The example I used all those posts ago was A=3 vs 3=A;

> As for differences, there is my AST for A = B:
>
>   i32-- 1 assign:
>   i32-- - 1 name: a
>   i32-- - 2 name: b
>
> Same node type, same type. What are the differences?

You clearly know that what is required on each side is different: the LH
side must be a modifiable lvalue, the RH side need not be.

>>> Or people simply can't grasp what I'm saying. I've given a million
>>> examples of identical LHSs and RHSs,
>> But your mistake is not that there are not millions of identical
>> (looking) LH sides and RH sides.  No one disputes that.  But in reply to
>> my statement that what is /required/ on both sides is not the same, you
>> said "I would argue that it is exactly the same".
>
> I think you're still not getting it. In C you write:
>
>   A = B
>
> to assign simple value types.
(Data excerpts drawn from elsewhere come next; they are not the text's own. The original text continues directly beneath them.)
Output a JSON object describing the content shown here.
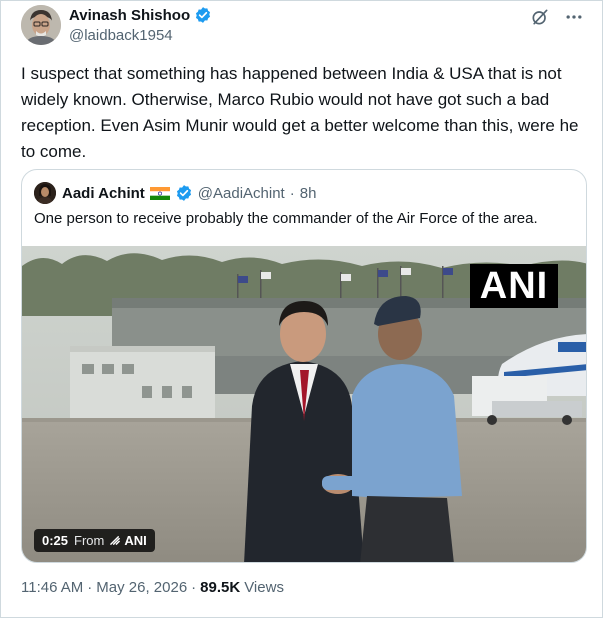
{
  "post": {
    "author_name": "Avinash Shishoo",
    "author_handle": "@laidback1954",
    "avatar_icon": "user-avatar-photo",
    "verified_icon": "verified-badge-icon",
    "text": "I suspect that something has happened between India & USA that is not widely known. Otherwise, Marco Rubio would not have got such a bad reception. Even Asim Munir would get a better welcome than this, were he to come.",
    "actions": [
      "grok-icon",
      "more-icon"
    ]
  },
  "quoted": {
    "author_name": "Aadi Achint",
    "flag": "india-flag-icon",
    "handle": "@AadiAchint",
    "separator": "·",
    "time": "8h",
    "text": "One person to receive probably the commander of the Air Force of the area.",
    "media": {
      "watermark": "ANI",
      "duration": "0:25",
      "from_label": "From",
      "source": "ANI"
    }
  },
  "meta": {
    "time": "11:46 AM",
    "sep1": "·",
    "date": "May 26, 2026",
    "sep2": "·",
    "views_count": "89.5K",
    "views_label": "Views"
  },
  "colors": {
    "accent_verified": "#1d9bf0",
    "text_primary": "#0f1419",
    "text_secondary": "#536471",
    "border": "#cfd9de"
  }
}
Or you write B = A the other way around.

I get that.  What is it that you think I don't get?  What have I said
that you actually disagree with?  You know perfectly well the what is
required on the two sides is not exactly the same.  3=A is not permitted
but A=3 is yet you keep posting in support of the notion that what is
required on both sides is exactly the same.

> You write A as A, B as B no matter which side it is.
>
> In BLISS which you claim to be more symmetric, you have to write:
>
>   A = .B
>
> for the same operation (copy B's value into A), or B = .A for the other way
> around.

Is there anything I've said about BLISS that you did not understand?  Is
there anything I said about BLISS that you think is wrong (I am no an
expert)?  I ask because you have mysteriously cut what I /actually/ said
about BLISS (I hope you understood my explanation) and instead made up
some claim that I don't think I have made.  If you want to dispute
something, quote me and say what you think is wrong or incomprehensible.

-- 
Ben.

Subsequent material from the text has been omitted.